„...kobiety z natury są istotami niższymi od mężczyzn. Mężczyźni są więksi, silniejsi i mądrzejsi.”
Takie słowa, wypowiedziane dzisiaj, spowodowałyby niemałą lawinę protestów i to nie tylko ze strony zadeklarowanych feministek. Jednak wtedy, w IX wieku, kiedy to średniowiecze rozwierało swoje, dotąd uznawane za mroczne, podwoje, były czymś jak najbardziej zwyczajnym, naturalnym, odpowiednim przyrodzeniu, pochodzeniu i płci. Nie, to wcale nie znaczy, iż kobiety były głupie. Znały się na ziołach, potrafiły leczyć, a często widzieć więcej, niż zajęci swoimi sprawami mężczyźni. Niestety, gdy tylko przyznawały się do swoich umiejętności – uznawano je za wiedźmy, czarownice, opętane przez siły nieczyste. Wiara była najważniejszym dobrem, podstawą życia, prawem, nauką i wszelką wyrocznią. Stare wierzenia musiały odejść, pozwolić pochłonąć się studni zapomnienia i ulec przewadze nowego Boga. Nauka została podporządkowana Biblii, jej nie można się było sprzeciwić. Dlatego kobiety musiały ukrywać swoje umiejętności. Wykorzystując je oczywiście wtedy, gdy mężczyźni przymykali oczy...

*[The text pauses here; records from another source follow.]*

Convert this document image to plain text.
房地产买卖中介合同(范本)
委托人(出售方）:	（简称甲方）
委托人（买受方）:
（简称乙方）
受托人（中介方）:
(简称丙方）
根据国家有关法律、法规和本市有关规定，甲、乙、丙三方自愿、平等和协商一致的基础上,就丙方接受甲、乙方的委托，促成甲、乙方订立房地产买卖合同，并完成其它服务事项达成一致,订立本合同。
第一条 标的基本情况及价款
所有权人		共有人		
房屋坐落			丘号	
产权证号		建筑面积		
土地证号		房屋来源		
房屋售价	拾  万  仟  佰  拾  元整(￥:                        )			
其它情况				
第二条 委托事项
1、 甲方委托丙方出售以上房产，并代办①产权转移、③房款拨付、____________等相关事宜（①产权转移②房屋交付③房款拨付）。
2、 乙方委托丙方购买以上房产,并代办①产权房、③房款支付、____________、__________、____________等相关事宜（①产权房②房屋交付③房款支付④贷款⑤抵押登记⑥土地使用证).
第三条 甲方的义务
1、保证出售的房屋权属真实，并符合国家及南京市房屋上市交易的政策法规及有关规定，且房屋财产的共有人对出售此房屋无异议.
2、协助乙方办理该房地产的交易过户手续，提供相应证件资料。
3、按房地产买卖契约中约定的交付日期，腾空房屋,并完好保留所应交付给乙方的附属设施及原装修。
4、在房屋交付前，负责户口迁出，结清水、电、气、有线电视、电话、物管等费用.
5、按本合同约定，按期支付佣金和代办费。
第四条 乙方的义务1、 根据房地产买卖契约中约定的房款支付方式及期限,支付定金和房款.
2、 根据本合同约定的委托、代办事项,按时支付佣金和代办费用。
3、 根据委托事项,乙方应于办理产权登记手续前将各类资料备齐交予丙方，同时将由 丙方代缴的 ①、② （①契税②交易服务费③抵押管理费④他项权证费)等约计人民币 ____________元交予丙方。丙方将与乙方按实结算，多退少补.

Nawet w tym świecie znalazły się kobiety, które postanowiły sprzeciwić się regułom i pójść w ślady świętej Katarzyny z Aleksandrii. Jedną z nich była właśnie nasza bohaterka, Joanna, córka kanonika i poganki. Pragnąca mądrości, nauki, a co ważniejsze, zawsze stawiająca na swoim. I pędząca za swymi pragnieniami, pomimo wszelkich przeciwności. To postać na poły historyczna, choć jej imię, wymazano z kart kościelnych zapisków, jak niegdyś imię faraona Echnatona. Postać, która tak zainspirowała autorkę, Donnę Woolfolk Cross, że ta poświęciła jej siedem lat badań. Kobieta, która wtargnęła podstępem w zakazane dla jej płci rzędy mnichów, aż w końcu i wielkich Kościoła, by objąć najwyższą władzę. Zostać papieżem. Postać, która dzięki talentowi autorki na kartach jej książki odżywa. Przedstawia nam swoje dzieje oraz czasy i prawa, które nimi rządziły, dni najazdów Normanów, pogańskich wciąż Sasów i pobożnych Anglików.
Dzieło Cross przypomina nam prozę Judith Merkle Riley, autorki takich dzieł jak choćby: Księga Małgorzaty czy też Czara wyroczni. Stało się jej wielkim bestsellerem, który przetłumaczono na piętnaście języków. W rzeczywistości jest książką, którą naprawdę warto przeczytać, by poznać historię kobiety – mnicha i lekarki, która uważała, iż rozum to dar dany od Boga i jako takiemu nie wolno go zmarnować. Spisaną językiem lekkim, pozbawionym właściwym kobietom skłonnościom do zbytniego romantyzmu. Choć i opowieść kobiety, która kochała, i której miłość właśnie do człowieka, nie do nauki... zgubiła. Pełna niepewności, choć krocząca wytyczoną drogą. Okraszona krótkim rysem historycznym, który wiele wyjaśnia, ale i pozostawia jeszcze więcej pytań. I zmusza do zastanowienia się nad losem kobiety na przełomie tysiącleci.